たしか2月か3月ころだったと思います。

退学届けを出したのは。 

退学届に氏名と学籍番号、退学の簡単な理由を一言書いて事務員さんに出して、手続は完了でした。

時間にして1分あるかないか。

お世話になった先生、勉強仲間もいた場所なので、こんなにあっさりと終わってしまうことに淋しさを感じ、その日の帰り校門を一人出るときには、涙が溢れてきたのを覚えています。

退学するか悩んでいた時期によく思ったのは、退学すると後々後悔するのではないか?ということでした。

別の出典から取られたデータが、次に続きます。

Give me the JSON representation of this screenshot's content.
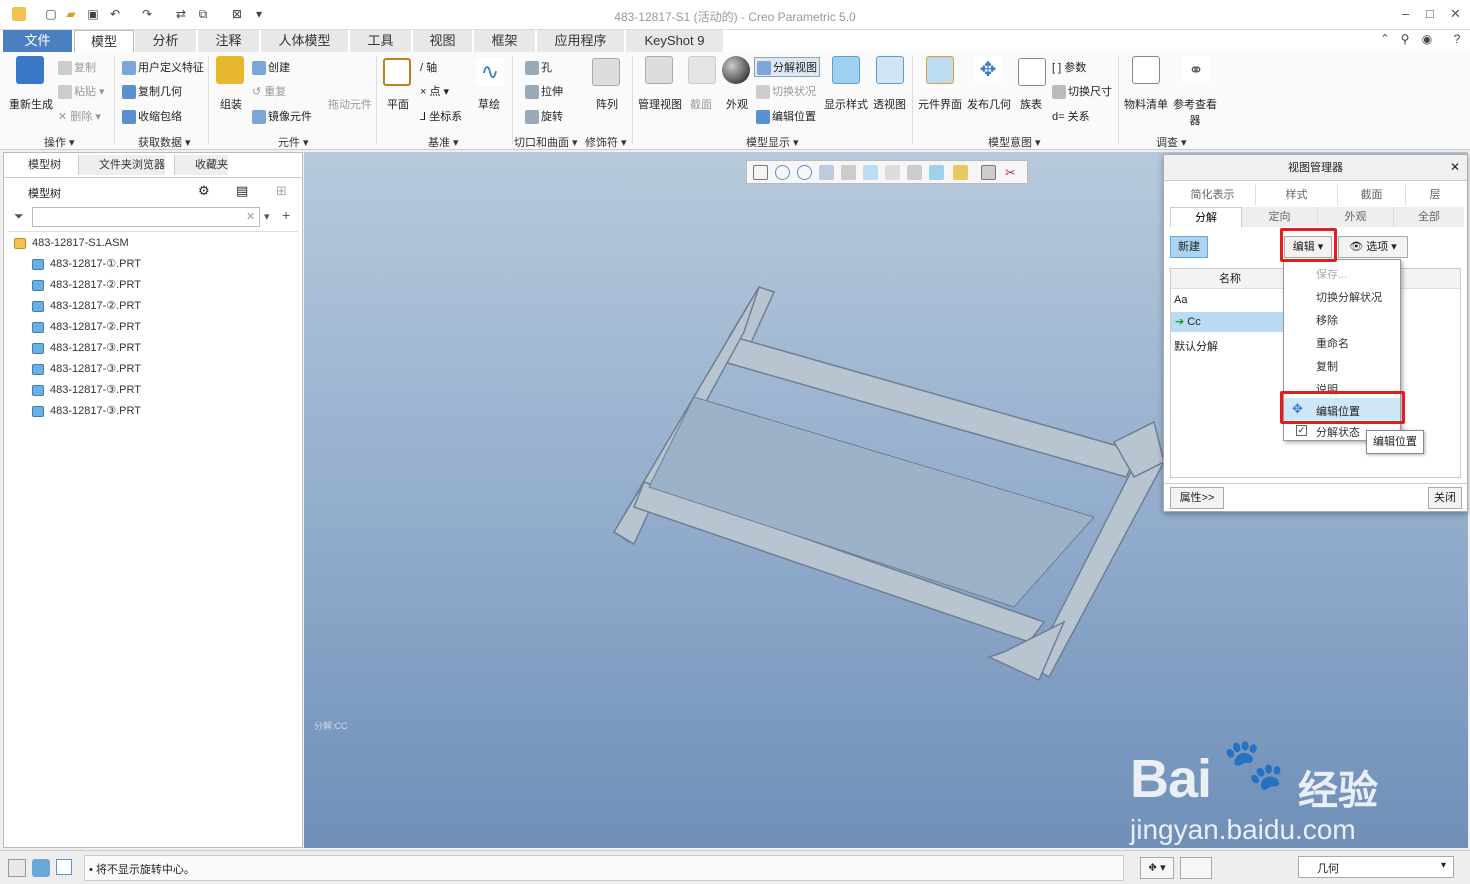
{
  "window": {
    "title": "483-12817-S1 (活动的) - Creo Parametric 5.0"
  },
  "menu": [
    "文件",
    "模型",
    "分析",
    "注释",
    "人体模型",
    "工具",
    "视图",
    "框架",
    "应用程序",
    "KeyShot 9"
  ],
  "ribbon": {
    "regen": "重新生成",
    "copy": "复制",
    "paste": "粘贴",
    "delete": "删除",
    "user_feature": "用户定义特征",
    "copy_geom": "复制几何",
    "shrinkwrap": "收缩包络",
    "assemble": "组装",
    "create": "创建",
    "repeat": "重复",
    "mirror": "镜像元件",
    "drag": "拖动元件",
    "plane": "平面",
    "axis": "轴",
    "point": "点",
    "csys": "坐标系",
    "sketch": "草绘",
    "hole": "孔",
    "extrude": "拉伸",
    "revolve": "旋转",
    "pattern": "阵列",
    "manage_view": "管理视图",
    "section": "截面",
    "appearance": "外观",
    "explode_view": "分解视图",
    "toggle_state": "切换状况",
    "edit_pos": "编辑位置",
    "display_style": "显示样式",
    "perspective": "透视图",
    "comp_interface": "元件界面",
    "publish_geom": "发布几何",
    "family_table": "族表",
    "params": "参数",
    "switch_dim": "切换尺寸",
    "relations": "关系",
    "bom": "物料清单",
    "ref_viewer": "参考查看器",
    "groups": [
      "操作",
      "获取数据",
      "元件",
      "基准",
      "切口和曲面",
      "修饰符",
      "模型显示",
      "模型意图",
      "调查"
    ]
  },
  "leftpanel": {
    "tabs": [
      "模型树",
      "文件夹浏览器",
      "收藏夹"
    ],
    "tree_label": "模型树",
    "root": "483-12817-S1.ASM",
    "items": [
      "483-12817-①.PRT",
      "483-12817-②.PRT",
      "483-12817-②.PRT",
      "483-12817-②.PRT",
      "483-12817-③.PRT",
      "483-12817-③.PRT",
      "483-12817-③.PRT",
      "483-12817-③.PRT"
    ]
  },
  "viewport": {
    "small_label": "分解:CC"
  },
  "view_manager": {
    "title": "视图管理器",
    "tabs_row1": [
      "简化表示",
      "样式",
      "截面",
      "层"
    ],
    "tabs_row2": [
      "分解",
      "定向",
      "外观",
      "全部"
    ],
    "new": "新建",
    "edit": "编辑",
    "options": "选项",
    "col_name": "名称",
    "rows": [
      "Aa",
      "Cc",
      "默认分解"
    ],
    "props": "属性>>",
    "close": "关闭"
  },
  "dropdown": {
    "items": [
      "保存...",
      "切换分解状况",
      "移除",
      "重命名",
      "复制",
      "说明",
      "编辑位置",
      "分解状态"
    ],
    "tooltip": "编辑位置"
  },
  "status": {
    "message": "• 将不显示旋转中心。",
    "filter": "几何"
  },
  "watermark": {
    "brand": "Bai",
    "brand2": "经验",
    "url": "jingyan.baidu.com"
  }
}
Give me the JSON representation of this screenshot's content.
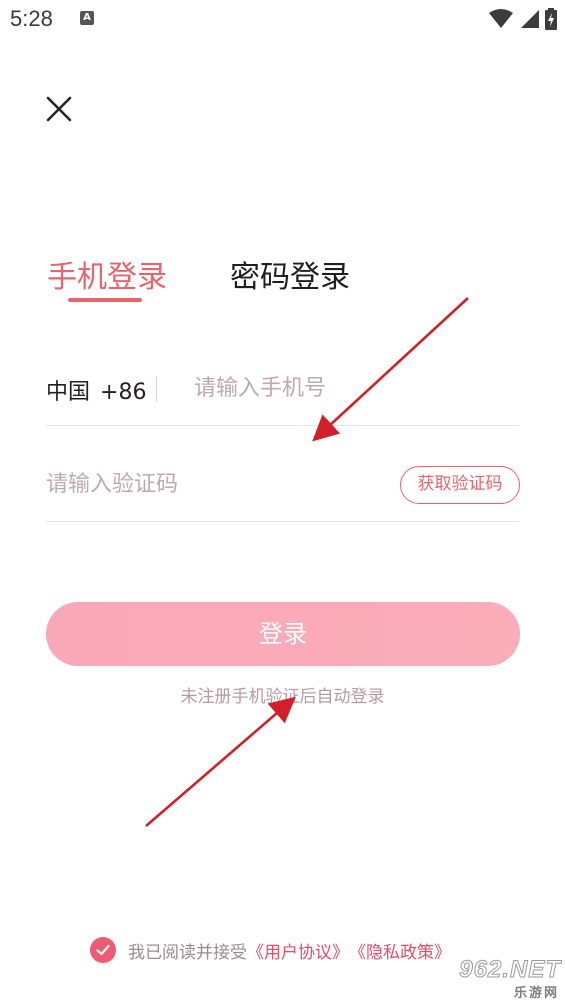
{
  "status_bar": {
    "time": "5:28",
    "notification_letter": "A"
  },
  "tabs": [
    {
      "label": "手机登录",
      "active": true
    },
    {
      "label": "密码登录",
      "active": false
    }
  ],
  "phone": {
    "country": "中国",
    "code": "+86",
    "placeholder": "请输入手机号"
  },
  "verification": {
    "placeholder": "请输入验证码",
    "get_code_label": "获取验证码"
  },
  "login_button": "登录",
  "hint": "未注册手机验证后自动登录",
  "agreement": {
    "checked": true,
    "prefix": "我已阅读并接受",
    "user_agreement": "《用户协议》",
    "privacy_policy": "《隐私政策》"
  },
  "watermark": {
    "brand": "962.NET",
    "sub": "乐游网"
  },
  "colors": {
    "accent": "#e8646d",
    "button": "#f9a3b3",
    "arrow": "#d0202a"
  }
}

しかし私は今現在において退学をしてことを一切後悔していません。

それはきっと中退後のいろんな経験を通して新しい人との出会いがあったり、司法試験以外のことへの興味が強くなってきたからだと思います。

よく目の前のことから逃げてはいけないということを聞きますよね。

わたしは在学中、大学院を辞めることは逃げなのだと思っていました。

だからこそ、心のガソリンが空っぽになってガス欠をおこしているような状態でも、大学院には毎日通っていました。

もちろんガス欠状態なので、やる気もなく、目標もなく、無表情で、ただただ授業を受け、自習室にとりあえず居るという状態でした。

今思えば、この非人間的・非生産的な毎日こそが私にとっての「逃げ」だったのではないかと思うのです。

私はずっと「途中で辞めること」=「逃げ」という考えが強すぎて、その場所に留まることに非常に執着していました。

でも、司法試験への情熱も気力も興味も何もかもなくなったというのに、自分自身をごまかしながら何となく大学院に居続けることこそ私にとっての「逃げ」だったのではないかと思うのです。

ただ、この非人間的・非生産的な「逃げ」の毎日をとことん送ることで、結果的にそこから飛び出て新たな一歩が踏み出せたともいえます。

もちろん私はみんな法科大学院なんて辞めちまえ!ということを言っているのではありません。

もしすこし気分転換をしてまた勉強を再会できるようならば、是非頑張って勉強を続けてほしいのです。

でも、気分転換をしても無気力が続くようならばそれは新しい道を探して行く一歩手前なのかもしれません。